More than five years without new content — that’s a new sad record, even for me. Time to change things. While originally this site was set up to run with HubPress, it never really worked up for as well as it promised in the beginning. Working with HubPress was hit and miss — for me it frequently lost its session context, losing some work done. Also it was pretty picky which browser it worked with. And finally, in 2019, HubPress got shut down. The GitHub repo is still around (archived, i.e. read-only), so there’s no hope the pending issues will ever see a fix.
This time I moved to a more proven solution — Hugo has been around for a while now, with its first release dating back to July 2013, nearly ten years ago. I wasn’t keen on customising and modifying tons of stuff, so I just went off with the Puppet theme, made to run out of the box. Following Sarah Gibson’s excellent tutorial, I now use a mixture of local test environment, and automated building & deployment using GitHub Actions.

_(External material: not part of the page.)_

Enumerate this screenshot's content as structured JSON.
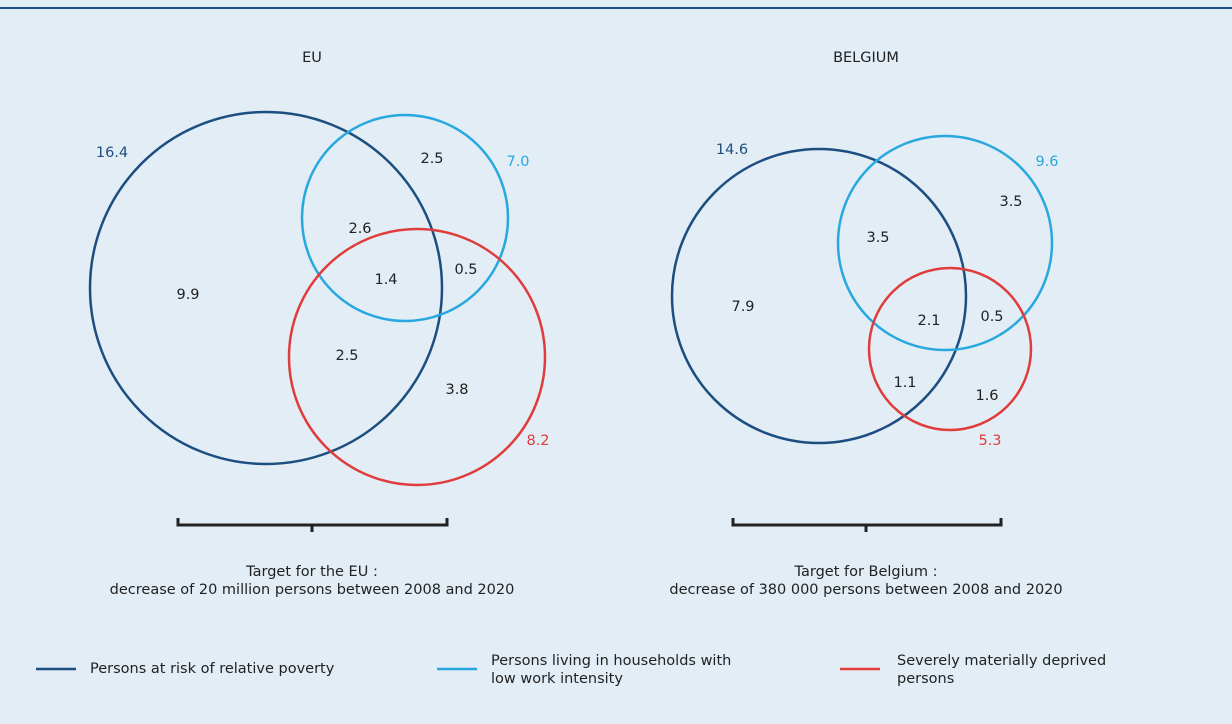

Since I felt my old posts from 2017 were still relevant and not entirely outdated, I decided to migrate the content from the old HubPress site. With just four posts, converting from AsciiDoc to MarkDown wasn’t too hard an exercise. Creating content with Hugo is pretty straight forward after all — all text content is stored and edited in MarkDown format, and converted by Hugo to (static) HTML pages.
What next?
I have a few ideas in mind I want to write about — certainly all around software development. On the technical side, there will be content around Python development, but also X-Plane plugin development (in C and/or C++), and perhaps a bit about Go and Vue.js. On the process and soft factors side of things, I intend to revisit Git management flows (my old nemesis), and eventually touch on Scrum, Jira and how they can even help a single-source developer to organize and streamline development tasks.
Mind you, these are ideas, and I usually tend to have a lot more ideas than time to materialize them. I can’t tell yet what the posting frequency on this blog might be — in average something between monthly and quarterly I guess, hopefully not any slower than that, but likely also not much faster.